Dawn Kelly, Jamaica, Queens
“Small business owners are facing myriad challenges right now. First the basics — meeting rent, salaries, utilities, taxes, insurance and vendor demands — and then navigating everything else. And on top of that, because of COVID, everything costs more, especially PPE. The small business community needs the State to build public private partnerships and innovative concepts to provide safety nets for small business owners. We would also benefit from a NYS entrepreneur/small business-owner community where proprietors could engage each other and share best concepts and practices. There’s so much support that we need right now.”
Dawn Kelly is CEO of The Nourish Spot Inc., a family-owned healthy food, smoothie, and natural juice bar located in Jamaica, Queens, NYC on the iconic Guy R. Brewer Boulevard. She is also a partner at Metropolis Group US/Global Connect, a virtual public relations agency.

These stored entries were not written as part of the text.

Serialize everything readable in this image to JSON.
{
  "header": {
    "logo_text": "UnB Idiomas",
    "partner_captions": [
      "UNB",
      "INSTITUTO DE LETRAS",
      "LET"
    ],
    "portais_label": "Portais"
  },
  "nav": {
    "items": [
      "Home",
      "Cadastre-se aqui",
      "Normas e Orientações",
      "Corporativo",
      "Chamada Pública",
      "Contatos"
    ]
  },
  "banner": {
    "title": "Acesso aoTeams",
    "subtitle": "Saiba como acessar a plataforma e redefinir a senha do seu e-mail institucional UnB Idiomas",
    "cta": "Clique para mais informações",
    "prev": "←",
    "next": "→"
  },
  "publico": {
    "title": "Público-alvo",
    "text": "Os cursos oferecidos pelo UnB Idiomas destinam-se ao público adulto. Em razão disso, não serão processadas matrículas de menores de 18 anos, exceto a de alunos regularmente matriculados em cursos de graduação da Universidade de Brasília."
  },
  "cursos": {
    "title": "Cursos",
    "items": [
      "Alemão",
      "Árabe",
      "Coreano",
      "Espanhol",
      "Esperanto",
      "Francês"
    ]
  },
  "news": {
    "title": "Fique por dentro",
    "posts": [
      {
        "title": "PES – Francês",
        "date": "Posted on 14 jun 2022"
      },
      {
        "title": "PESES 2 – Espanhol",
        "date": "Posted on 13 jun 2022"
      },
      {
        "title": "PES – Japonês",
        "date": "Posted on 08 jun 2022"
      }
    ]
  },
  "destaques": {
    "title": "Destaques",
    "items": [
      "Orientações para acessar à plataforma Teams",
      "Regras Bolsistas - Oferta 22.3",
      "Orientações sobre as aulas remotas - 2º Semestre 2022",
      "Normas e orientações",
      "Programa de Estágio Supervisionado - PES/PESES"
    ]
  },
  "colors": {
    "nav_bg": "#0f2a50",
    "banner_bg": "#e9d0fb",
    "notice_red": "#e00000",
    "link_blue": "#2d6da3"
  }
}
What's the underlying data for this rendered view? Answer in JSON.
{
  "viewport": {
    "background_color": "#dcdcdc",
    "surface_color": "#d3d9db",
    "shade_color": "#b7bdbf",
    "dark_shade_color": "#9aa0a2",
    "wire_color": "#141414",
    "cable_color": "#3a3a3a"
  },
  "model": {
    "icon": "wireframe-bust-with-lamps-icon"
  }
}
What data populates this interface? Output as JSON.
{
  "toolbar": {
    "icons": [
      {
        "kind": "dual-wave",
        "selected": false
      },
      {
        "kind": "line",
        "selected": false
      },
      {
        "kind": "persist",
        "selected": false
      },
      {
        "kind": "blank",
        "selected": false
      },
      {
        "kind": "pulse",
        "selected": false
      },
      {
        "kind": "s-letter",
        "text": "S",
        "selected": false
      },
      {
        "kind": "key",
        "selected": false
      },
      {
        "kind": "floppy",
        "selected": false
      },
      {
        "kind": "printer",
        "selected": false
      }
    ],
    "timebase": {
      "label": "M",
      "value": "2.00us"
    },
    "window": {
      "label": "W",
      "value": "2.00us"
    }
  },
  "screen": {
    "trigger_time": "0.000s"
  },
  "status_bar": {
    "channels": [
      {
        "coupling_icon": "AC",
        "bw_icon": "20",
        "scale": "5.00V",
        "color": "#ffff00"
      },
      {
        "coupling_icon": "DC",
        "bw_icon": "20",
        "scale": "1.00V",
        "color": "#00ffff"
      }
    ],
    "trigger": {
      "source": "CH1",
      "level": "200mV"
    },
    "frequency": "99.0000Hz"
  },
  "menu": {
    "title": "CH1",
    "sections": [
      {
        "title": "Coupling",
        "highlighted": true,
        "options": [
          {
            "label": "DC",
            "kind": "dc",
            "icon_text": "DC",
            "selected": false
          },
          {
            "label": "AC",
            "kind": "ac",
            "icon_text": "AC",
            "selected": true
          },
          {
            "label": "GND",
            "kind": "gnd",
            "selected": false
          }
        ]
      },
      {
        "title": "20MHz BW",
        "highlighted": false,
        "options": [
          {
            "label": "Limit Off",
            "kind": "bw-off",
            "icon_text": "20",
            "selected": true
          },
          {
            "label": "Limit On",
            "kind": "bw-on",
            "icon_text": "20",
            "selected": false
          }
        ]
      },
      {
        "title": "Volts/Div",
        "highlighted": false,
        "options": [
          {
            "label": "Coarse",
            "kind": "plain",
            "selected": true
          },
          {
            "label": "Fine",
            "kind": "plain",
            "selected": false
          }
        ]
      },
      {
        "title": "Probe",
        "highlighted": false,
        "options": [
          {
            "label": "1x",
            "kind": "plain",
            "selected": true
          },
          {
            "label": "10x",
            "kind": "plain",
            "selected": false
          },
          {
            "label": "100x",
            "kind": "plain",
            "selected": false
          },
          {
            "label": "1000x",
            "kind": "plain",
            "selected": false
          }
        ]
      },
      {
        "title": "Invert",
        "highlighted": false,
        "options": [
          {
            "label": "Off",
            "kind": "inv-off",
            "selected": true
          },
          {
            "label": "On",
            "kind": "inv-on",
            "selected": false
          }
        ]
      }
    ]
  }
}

Connectivity and Closing the Digital Divide
Terrell Hall, Bronx, NY
“When a person needs help, as a program manager and formerly incarcerated person, if I can help them, I will. Might not always fit exactly into what we do. If it’s to help someone’s progress, I try to help how I can. You have to do that in these types of programs.”
Terrell Hall works as a Senior Program Manager for Career Readiness and Reentry Programs at Defy Ventures. As a formerly incarcerated person himself who now works with other recently released people, Terrell fully understands the ways in which the digital divide and lack of digital inclusion resources only exacerbates the difficulty of making the transition for the formerly incarcerated.
Patricia LaFlam, Peru, NY
“I took the Senior Planet classes because I was worried I was going to be bored during the pandemic. They sparked my imagination and showed me things I didn’t know that you could do with the computer. I make cards now that are sold in local shops. You need to make broadband affordable, especially for fixed income people, which isn’t poverty level, but still in need.”
Patricia LaFlam is a senior located in rural upstate New York who is active as an advocate for digital inclusion resources in her community. She is a member of the Older Adults Technology Services Senior Planet program, which includes 100+ virtual programming classes for seniors who want to connect with other seniors and learn new skills to navigate the internet.